Speak Out

8 Oct

This has been a hard month for our community.  We have faced legislative defeats, cyber-bullying, physical and emotional abuse, and the heart breaking loss of so many young people.

Asher Brown, Tyler Clementi, Seth Walsh, Billy Lucas, Cody Barker, Raymond Chase, Alec Henrison, and others have all died needlessly in the past few weeks.  Chris Armstrong is the target of maddening cyber-bullying from a government official in Michigan.  There have been alarming incidents of violence in neighborhoods and schools across the country.  Somehow it seems as if the problems we face, while not new, are getting worse.

As we make great strides in our movement and become more visible and accepted we can expect an increase in desperation and violence from those who are getting the wrong message:  we are different and should be feared.    This message is being heard by a disheartening number of people and is perpetuated by organizations like the National Organization for Marriage.   The thugs, the occasional Assistant District Attorney, and the schoolyard bullies didn’t come up with this idea on their own.  Determining its root is difficult and sometimes its presence is only detected through tragedy and violence.  Eradicating homophobia is such a large and amorphous problem that it can seem impossible to tackle.

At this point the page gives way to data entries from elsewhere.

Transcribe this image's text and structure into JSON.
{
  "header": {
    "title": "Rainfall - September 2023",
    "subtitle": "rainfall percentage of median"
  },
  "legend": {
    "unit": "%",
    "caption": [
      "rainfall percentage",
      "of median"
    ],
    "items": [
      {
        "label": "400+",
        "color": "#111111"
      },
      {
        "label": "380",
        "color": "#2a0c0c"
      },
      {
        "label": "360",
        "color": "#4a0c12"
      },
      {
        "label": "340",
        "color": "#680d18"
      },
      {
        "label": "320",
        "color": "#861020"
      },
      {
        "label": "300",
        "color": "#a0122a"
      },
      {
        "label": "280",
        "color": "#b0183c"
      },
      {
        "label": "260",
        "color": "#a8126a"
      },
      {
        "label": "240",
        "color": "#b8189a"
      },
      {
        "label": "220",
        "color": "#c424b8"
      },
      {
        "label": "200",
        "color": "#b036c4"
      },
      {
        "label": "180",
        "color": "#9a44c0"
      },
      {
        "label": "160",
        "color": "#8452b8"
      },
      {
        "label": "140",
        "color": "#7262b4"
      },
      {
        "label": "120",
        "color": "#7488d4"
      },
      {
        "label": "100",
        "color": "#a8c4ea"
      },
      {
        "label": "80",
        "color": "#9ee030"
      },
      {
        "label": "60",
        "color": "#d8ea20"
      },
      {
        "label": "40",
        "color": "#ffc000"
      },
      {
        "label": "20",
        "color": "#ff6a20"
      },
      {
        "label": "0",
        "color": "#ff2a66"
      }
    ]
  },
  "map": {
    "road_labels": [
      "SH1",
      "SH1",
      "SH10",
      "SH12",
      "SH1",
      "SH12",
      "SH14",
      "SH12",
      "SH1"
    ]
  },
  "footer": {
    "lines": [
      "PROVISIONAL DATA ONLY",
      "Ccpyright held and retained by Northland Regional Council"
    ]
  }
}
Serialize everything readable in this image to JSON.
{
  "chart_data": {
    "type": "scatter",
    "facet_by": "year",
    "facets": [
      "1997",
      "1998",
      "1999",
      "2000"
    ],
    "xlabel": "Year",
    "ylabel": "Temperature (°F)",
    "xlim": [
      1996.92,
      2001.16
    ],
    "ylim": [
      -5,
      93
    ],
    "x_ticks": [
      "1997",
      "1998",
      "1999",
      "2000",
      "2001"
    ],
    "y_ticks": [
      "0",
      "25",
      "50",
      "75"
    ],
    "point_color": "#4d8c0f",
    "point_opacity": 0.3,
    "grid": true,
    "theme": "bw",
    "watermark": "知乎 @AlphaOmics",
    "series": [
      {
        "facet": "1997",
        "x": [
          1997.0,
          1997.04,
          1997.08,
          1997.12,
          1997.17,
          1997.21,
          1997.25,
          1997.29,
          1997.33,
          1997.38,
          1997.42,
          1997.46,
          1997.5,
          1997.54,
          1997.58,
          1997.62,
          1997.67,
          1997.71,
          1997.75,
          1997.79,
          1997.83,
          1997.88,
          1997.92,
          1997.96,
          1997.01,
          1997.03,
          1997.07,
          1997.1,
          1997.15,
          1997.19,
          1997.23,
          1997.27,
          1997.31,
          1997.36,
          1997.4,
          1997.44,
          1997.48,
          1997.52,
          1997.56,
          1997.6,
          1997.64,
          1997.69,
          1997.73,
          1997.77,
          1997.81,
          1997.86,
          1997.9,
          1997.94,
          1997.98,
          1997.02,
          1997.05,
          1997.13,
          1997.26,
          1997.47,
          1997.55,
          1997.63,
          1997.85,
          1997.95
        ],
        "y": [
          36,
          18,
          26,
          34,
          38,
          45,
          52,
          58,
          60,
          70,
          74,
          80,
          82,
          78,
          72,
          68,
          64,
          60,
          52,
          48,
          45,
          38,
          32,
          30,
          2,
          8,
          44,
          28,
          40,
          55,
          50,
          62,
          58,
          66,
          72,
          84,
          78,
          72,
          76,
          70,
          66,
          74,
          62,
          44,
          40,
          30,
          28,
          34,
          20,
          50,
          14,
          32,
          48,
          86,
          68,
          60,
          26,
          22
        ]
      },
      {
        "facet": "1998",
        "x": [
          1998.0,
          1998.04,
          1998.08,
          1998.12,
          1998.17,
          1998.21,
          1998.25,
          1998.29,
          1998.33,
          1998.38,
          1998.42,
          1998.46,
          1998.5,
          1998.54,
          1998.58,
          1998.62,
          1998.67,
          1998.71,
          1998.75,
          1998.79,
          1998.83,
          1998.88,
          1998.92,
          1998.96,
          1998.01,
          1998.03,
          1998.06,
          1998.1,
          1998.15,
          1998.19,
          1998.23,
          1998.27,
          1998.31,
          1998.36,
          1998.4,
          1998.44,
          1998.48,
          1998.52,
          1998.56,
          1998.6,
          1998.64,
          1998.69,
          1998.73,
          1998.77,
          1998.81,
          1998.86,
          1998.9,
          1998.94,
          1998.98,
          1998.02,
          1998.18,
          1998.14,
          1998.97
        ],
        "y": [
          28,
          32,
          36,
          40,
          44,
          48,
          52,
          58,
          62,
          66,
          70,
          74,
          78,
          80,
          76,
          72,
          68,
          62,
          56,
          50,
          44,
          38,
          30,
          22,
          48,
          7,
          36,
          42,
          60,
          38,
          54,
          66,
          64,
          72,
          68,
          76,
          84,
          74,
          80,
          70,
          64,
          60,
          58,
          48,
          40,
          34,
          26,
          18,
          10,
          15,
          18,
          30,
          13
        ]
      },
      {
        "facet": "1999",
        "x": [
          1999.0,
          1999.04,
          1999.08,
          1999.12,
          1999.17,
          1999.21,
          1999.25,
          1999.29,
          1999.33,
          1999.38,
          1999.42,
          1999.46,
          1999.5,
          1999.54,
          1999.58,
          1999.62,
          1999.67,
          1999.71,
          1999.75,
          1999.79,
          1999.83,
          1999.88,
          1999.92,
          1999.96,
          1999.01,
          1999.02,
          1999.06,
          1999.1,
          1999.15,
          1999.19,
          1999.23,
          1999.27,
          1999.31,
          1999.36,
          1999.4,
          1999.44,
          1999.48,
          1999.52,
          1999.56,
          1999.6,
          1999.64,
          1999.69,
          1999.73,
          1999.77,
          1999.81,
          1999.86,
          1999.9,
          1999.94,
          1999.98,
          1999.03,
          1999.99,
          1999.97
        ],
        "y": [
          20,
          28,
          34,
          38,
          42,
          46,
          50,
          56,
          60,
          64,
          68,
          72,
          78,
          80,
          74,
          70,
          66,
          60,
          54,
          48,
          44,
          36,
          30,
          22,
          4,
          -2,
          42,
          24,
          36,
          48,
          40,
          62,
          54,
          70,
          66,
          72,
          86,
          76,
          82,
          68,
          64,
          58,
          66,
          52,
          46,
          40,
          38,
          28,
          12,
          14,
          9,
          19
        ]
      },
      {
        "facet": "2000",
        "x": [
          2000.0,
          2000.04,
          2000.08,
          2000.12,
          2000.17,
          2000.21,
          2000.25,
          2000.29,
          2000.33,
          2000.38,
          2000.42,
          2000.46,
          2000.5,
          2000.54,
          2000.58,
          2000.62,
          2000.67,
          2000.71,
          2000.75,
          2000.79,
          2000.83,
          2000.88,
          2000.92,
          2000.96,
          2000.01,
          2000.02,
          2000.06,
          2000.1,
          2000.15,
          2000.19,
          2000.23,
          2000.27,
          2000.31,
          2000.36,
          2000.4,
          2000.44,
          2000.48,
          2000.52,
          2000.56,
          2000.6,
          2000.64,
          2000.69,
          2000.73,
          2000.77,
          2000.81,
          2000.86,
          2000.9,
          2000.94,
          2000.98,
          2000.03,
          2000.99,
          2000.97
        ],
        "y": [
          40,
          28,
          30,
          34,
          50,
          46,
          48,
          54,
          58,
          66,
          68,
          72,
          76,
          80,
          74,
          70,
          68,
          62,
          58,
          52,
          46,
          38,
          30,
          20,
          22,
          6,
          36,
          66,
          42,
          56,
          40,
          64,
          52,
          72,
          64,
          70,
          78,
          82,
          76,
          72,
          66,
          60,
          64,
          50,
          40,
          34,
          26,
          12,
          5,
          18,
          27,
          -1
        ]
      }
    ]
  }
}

The good news is that we’re winning.  Polls are showing ever-growing support.  In Texas there is majority support for civil unions, this CNN report shows growing support for Marriage nationwide,  and Andrew Sullivan shows that we are making progress across all generations.

We are winning over the hearts and minds of our neighbors.  Talking about Equality with our families, in our classes, and in our workplaces is fueling this change.  Organizations like Freedom to Marry (which has a toolkit for discussing marriage), the Make It Better Project, and the It Gets Better Project are pushing this conversation in public and empowering us to have it in our personal lives.

October 11th is National Coming Out Day.  In light of recent events and in the hope of what we can achieve in the future, what better time to start a new conversation?  When we talk about equality we win.